Ever heard of Charles Manson, helter skelter?
Posted 16 June 2015, 5:05 p.m. Suggest removal
paul_vincent_zecchino says...
'Manson' and 'Nassau' have the letters a, n, and s in common. Beyond that, nothing. Absolutely nothing.
Manson, for all his grandiosity, isn't much, either.
Manson didn't even do his own killing. He was the mastermind who conned young, impressionable druggies who lived with him at the Spahn Ranch in California to act out his homicidal obssessions.
Manson's killings were not those of a serial killer. His mindwashed hitsquads killed Mr. and Mrs. Leno LaBianca, who owned a chain of successful grocery stores. The motive seems to be jealousy of their success, and his bizarre idea that the killings would trigger a 'race war' which he called 'Helter Skelter', the name of a Beatles album.
Yes, it was a very colorful and eminently forgettable decade.
Next, Manson's mindwashed murderers killed Sharon Tate,her unborn child, and others present in the home of record producer Terry Melcher.
Motive for the Tate murders seems to be revenge. Manson had visited the home at 10050 Rancho Cielo Drive in Beverly Hills, CA, to promote his bizarre, utterly awful 'music' to Mr. Melcher. Infested with delusions of grandeur, Manson considered himself the next Beethoven and the Beatles combined.
Terry Melcher was the son of actress Doris Day. He resided at that address prior to Sharon Tate. When Melcher declined to promote Manson's music, Manson became more enraged than usual and ordered his nutcase killers to slay everyone in the home for revenge. The did just as they were told, while he remained safe and sound at his squalid, abandoned ranch.
Manson has been said to be the classic paranoid-schizophrenic.
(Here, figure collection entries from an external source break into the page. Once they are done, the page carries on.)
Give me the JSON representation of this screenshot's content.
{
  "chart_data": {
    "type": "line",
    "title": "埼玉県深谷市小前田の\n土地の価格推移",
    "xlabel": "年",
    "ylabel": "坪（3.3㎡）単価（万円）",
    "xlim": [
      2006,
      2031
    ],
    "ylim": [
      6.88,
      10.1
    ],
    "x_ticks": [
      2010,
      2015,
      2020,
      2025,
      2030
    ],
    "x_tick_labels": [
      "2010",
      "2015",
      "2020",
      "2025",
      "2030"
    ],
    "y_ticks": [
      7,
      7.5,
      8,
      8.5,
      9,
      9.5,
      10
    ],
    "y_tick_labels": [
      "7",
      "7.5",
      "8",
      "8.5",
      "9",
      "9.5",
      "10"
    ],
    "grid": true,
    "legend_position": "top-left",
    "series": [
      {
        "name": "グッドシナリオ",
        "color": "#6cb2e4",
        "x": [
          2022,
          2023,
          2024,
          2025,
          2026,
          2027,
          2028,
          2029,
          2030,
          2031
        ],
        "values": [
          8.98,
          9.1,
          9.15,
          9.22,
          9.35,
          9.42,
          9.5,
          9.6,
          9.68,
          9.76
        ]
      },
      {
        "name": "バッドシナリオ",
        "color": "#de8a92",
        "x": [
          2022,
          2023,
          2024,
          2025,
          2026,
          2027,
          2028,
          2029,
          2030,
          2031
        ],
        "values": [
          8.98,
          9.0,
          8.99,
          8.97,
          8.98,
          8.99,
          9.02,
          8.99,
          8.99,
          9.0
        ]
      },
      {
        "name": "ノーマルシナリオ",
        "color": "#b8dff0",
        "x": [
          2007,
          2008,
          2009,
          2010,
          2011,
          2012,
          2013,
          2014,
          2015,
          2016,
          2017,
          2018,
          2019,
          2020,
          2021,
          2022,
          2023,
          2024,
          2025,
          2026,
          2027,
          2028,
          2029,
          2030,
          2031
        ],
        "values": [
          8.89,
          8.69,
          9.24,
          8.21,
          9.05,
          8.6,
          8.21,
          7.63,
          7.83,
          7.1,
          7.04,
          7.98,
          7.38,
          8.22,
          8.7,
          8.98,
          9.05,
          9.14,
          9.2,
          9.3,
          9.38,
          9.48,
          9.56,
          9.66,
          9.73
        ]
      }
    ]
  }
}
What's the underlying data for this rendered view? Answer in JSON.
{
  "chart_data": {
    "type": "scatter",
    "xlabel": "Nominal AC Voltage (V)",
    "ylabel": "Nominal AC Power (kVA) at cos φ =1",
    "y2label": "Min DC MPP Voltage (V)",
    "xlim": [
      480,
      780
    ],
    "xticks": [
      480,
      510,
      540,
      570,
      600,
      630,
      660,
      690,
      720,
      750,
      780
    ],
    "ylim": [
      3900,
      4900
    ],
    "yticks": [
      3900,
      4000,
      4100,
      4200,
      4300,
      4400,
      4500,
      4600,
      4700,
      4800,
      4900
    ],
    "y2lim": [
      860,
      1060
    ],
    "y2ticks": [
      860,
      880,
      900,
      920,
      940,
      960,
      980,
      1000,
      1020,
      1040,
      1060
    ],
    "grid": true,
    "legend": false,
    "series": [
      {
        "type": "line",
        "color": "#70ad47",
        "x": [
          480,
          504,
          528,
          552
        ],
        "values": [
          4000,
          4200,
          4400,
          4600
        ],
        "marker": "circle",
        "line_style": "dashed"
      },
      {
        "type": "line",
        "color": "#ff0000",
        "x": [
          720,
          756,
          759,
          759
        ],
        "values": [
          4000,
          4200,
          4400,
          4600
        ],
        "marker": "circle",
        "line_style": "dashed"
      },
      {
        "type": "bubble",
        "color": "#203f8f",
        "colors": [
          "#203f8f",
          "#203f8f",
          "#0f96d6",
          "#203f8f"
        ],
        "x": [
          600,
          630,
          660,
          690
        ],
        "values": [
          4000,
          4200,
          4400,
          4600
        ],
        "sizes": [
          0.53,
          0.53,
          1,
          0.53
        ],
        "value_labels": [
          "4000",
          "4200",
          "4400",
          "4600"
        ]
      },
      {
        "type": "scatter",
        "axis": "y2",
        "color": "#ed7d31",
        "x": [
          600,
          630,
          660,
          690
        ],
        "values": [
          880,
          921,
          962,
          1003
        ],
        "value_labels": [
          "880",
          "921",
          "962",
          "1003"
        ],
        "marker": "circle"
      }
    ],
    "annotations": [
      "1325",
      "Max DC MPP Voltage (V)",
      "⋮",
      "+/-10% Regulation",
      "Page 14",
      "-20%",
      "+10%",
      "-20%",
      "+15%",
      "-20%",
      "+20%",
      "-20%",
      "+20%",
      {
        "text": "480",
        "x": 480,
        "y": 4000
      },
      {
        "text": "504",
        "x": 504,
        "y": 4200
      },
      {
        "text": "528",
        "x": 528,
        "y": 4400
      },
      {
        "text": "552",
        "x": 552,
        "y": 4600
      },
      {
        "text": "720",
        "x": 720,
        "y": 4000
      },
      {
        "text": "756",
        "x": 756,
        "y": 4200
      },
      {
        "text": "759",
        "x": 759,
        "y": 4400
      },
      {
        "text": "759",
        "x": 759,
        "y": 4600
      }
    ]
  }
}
When merely crazy he's still dangerous but disorganized.
But when on occasion he becomes organized, he can look people in the eye and convince them he doesn't exist, and then goad them into doing anything.
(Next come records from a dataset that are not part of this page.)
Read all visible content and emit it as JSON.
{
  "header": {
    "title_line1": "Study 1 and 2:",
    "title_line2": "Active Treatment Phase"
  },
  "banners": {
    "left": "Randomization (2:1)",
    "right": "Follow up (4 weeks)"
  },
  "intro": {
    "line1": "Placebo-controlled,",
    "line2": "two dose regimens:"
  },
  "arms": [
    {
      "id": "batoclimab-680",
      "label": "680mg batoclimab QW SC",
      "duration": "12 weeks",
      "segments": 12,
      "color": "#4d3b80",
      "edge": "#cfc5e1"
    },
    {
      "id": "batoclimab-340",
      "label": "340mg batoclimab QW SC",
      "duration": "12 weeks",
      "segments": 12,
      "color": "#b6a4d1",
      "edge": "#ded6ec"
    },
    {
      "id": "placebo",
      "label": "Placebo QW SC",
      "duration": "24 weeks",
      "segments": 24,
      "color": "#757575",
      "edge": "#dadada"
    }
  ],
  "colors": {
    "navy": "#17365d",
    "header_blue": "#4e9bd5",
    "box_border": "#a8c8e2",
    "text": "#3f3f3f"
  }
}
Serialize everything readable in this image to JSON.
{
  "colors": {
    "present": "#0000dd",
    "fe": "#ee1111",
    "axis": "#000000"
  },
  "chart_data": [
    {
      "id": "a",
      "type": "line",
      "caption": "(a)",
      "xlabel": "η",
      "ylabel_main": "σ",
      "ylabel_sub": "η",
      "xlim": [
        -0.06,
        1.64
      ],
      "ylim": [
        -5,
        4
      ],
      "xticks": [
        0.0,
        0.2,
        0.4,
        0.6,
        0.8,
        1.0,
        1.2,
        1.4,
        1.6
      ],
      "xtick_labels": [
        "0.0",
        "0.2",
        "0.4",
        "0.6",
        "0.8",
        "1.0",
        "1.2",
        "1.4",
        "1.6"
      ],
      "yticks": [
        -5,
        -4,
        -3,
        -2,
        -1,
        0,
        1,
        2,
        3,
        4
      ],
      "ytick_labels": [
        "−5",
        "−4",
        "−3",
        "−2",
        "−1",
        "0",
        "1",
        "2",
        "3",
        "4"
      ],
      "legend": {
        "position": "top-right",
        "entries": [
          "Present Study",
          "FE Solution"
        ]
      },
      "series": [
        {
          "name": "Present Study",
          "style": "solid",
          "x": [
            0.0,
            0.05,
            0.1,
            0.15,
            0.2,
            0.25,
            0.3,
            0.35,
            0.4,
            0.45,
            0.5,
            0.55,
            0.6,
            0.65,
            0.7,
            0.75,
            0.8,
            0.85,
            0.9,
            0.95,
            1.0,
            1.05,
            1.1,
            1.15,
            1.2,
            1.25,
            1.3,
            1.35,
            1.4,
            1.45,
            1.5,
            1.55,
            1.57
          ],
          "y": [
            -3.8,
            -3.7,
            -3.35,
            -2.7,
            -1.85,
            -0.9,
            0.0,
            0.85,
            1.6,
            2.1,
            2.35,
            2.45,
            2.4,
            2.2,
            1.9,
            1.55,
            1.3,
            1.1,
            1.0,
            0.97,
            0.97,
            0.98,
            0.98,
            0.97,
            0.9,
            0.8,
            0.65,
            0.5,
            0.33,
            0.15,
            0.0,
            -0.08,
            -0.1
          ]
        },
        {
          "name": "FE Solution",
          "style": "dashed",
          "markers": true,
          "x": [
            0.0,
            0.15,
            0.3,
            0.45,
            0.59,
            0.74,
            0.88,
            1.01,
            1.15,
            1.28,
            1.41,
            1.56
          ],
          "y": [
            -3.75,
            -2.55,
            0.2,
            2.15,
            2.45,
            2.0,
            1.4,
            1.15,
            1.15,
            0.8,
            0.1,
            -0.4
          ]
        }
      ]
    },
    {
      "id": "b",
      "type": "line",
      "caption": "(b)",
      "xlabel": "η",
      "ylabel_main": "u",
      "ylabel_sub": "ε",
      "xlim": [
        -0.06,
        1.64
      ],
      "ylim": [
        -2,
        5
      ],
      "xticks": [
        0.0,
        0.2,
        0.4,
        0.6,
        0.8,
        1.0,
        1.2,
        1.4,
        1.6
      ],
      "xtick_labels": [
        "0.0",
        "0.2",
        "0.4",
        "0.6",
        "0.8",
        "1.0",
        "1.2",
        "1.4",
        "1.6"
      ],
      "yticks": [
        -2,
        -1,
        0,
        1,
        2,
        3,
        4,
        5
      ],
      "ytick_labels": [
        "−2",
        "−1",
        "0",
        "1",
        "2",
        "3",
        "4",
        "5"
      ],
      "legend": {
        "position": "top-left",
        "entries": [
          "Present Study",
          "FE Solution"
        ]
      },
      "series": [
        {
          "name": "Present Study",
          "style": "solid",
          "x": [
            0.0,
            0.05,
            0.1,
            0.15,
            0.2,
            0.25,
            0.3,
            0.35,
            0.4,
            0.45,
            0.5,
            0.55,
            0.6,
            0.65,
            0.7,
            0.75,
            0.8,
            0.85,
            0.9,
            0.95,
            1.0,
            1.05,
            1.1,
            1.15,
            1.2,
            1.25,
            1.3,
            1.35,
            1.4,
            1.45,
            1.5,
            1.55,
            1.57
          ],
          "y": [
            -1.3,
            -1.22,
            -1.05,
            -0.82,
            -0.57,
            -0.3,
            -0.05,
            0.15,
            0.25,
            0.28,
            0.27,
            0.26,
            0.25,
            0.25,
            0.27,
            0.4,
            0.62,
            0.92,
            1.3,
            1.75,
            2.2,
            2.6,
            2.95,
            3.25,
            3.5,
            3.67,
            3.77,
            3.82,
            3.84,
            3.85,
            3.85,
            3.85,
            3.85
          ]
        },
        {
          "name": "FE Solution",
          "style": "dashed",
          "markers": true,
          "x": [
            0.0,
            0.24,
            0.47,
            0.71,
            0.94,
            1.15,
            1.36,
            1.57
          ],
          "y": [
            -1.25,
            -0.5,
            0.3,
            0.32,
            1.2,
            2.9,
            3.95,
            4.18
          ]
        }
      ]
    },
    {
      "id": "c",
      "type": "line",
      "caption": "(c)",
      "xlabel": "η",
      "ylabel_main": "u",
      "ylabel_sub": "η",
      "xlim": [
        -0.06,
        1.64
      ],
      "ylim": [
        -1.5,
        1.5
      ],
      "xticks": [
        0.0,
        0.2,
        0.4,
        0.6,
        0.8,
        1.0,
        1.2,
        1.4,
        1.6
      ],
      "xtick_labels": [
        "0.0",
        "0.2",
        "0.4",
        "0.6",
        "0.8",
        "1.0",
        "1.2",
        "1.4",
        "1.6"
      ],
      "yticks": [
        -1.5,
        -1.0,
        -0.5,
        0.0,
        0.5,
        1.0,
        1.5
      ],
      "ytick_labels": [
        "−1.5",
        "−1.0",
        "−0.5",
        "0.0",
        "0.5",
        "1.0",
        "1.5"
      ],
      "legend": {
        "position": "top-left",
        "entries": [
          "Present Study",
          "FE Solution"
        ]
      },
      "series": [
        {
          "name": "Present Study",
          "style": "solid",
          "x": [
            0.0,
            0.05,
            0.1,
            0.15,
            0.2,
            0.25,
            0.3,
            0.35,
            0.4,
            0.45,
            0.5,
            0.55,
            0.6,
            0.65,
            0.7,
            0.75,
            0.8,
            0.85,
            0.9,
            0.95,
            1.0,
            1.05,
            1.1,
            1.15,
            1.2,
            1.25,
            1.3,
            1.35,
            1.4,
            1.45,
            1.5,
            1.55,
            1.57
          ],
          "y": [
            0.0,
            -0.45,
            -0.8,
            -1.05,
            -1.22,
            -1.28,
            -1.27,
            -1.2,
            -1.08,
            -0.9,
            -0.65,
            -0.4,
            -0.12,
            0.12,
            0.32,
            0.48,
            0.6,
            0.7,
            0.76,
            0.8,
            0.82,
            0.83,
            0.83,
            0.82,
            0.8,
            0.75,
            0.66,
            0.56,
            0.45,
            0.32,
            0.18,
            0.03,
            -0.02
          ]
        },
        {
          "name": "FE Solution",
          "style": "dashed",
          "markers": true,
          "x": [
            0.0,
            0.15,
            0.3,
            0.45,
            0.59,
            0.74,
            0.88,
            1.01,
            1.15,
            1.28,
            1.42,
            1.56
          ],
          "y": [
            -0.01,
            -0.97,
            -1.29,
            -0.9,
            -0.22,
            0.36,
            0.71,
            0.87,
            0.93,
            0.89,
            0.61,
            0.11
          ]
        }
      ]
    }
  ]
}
From what one reads and hears from friends on the island, Nassau's crime problems are to do with street level drug dealers settling business and personal disputes in traditional manner: by shooting one another.
Love triangles on occasion seem to account for some of the mayhem as well.
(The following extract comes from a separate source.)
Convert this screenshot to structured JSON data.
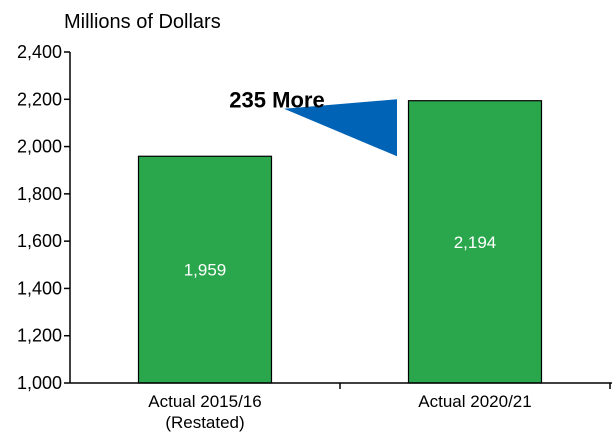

Gun control will not stop it. Criminals will always have all the weapons they need. They laugh at gun laws when they pay any attention to them at all.
Many southern and western states in the US passed Concealed Carry Laws to allow citizens to defend themselves, when they noticed that Florida's crime rate began to drop rapidly subsequent to passing its 1987 CCW law.
Interestingly, serial killers tend to be white males who do not use firearms. Someone tells you about a serial killer who shot his victims, the perp is not likely to be a true serial killer. Serial killers prefer 'hands on' methods such as knives, ligatures, so on so forth.
Mass killers and spree killers use firearms or whatever weapon is at hand.
They're all just bright enough to be dangerous.